Gateway Aggregation: It clubs multiple requests made to the backend in order to perform an operation. The gateway processes each request by forwarding it to various backend systems. Improves performance of high latency networks. It’s useful when a client needs to communicate with several backend services.

Throttling: Set the maximum capacity before and after autoscaling. Check how actively is the service used as it affects the responsiveness and availability of the application. This pattern controls the consumption of resources by an application.

Valet Key: Introduces a high level of security to restrict access from a public connection using token/valet key. It permits access for a specified period that too for a specific resource.    Effective to offload data transfer from the application.
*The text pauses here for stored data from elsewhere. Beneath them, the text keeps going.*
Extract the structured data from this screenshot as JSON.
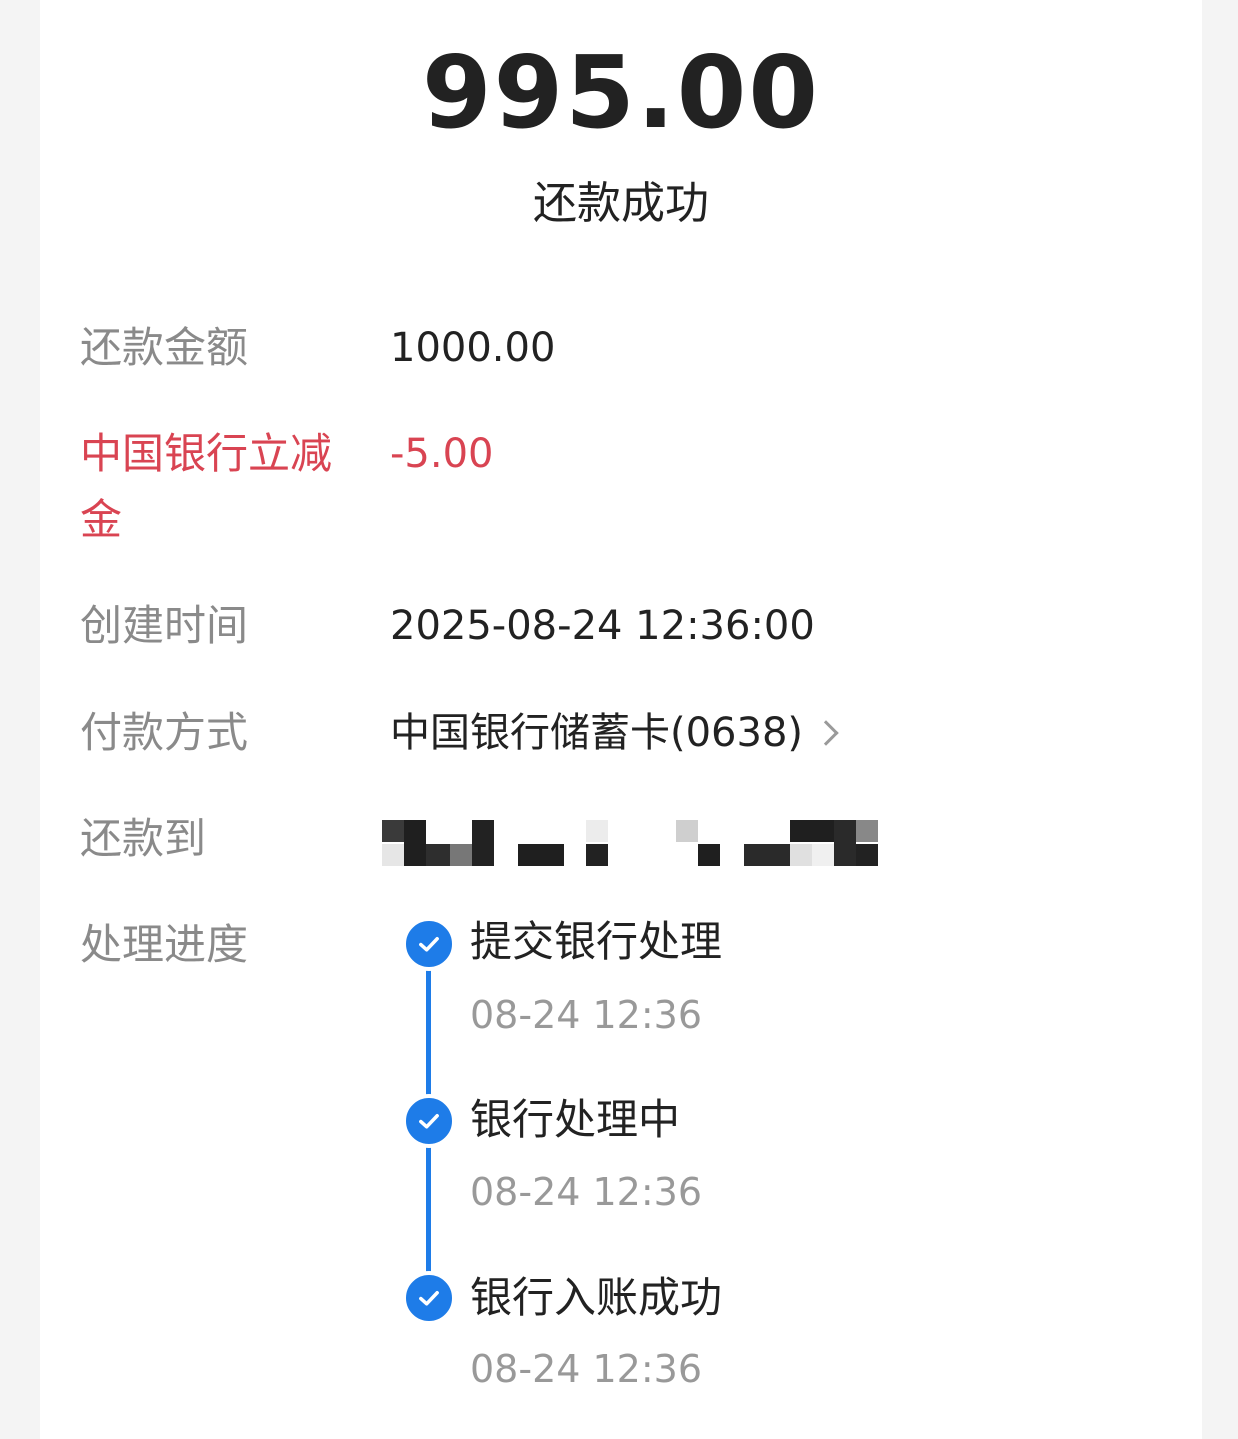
{
  "header": {
    "amount": "995.00",
    "status": "还款成功"
  },
  "details": {
    "repay_amount_label": "还款金额",
    "repay_amount_value": "1000.00",
    "discount_label_line1": "中国银行立减",
    "discount_label_line2": "金",
    "discount_value": "-5.00",
    "created_label": "创建时间",
    "created_value": "2025-08-24 12:36:00",
    "payment_label": "付款方式",
    "payment_value": "中国银行储蓄卡(0638)",
    "repay_to_label": "还款到",
    "progress_label": "处理进度"
  },
  "progress": [
    {
      "title": "提交银行处理",
      "time": "08-24 12:36"
    },
    {
      "title": "银行处理中",
      "time": "08-24 12:36"
    },
    {
      "title": "银行入账成功",
      "time": "08-24 12:36"
    }
  ],
  "colors": {
    "accent": "#1e7ce8",
    "discount": "#d94452"
  }
}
Boost Cloud Architecture using Cloud Design Patterns:

  • Automate administrative tasks
  • Centralize control over administration
  • Workload balancing across virtual servers
  • Service load balancing
  • Elastic disk provisioning
  • Resource availability in real-time
  • Organized resource pooling for greater support
  • Reserved access of resources for protected sharing
  • Achieve zero downtime

Cloud design patterns offer a huge selection, try to opt for apt patterns. Explore other design patterns such as Geodes to serve client requests of different regions, Leader Election collaborates tasks to manage other instances and pipes and filters are to divide tasks for the complex processing.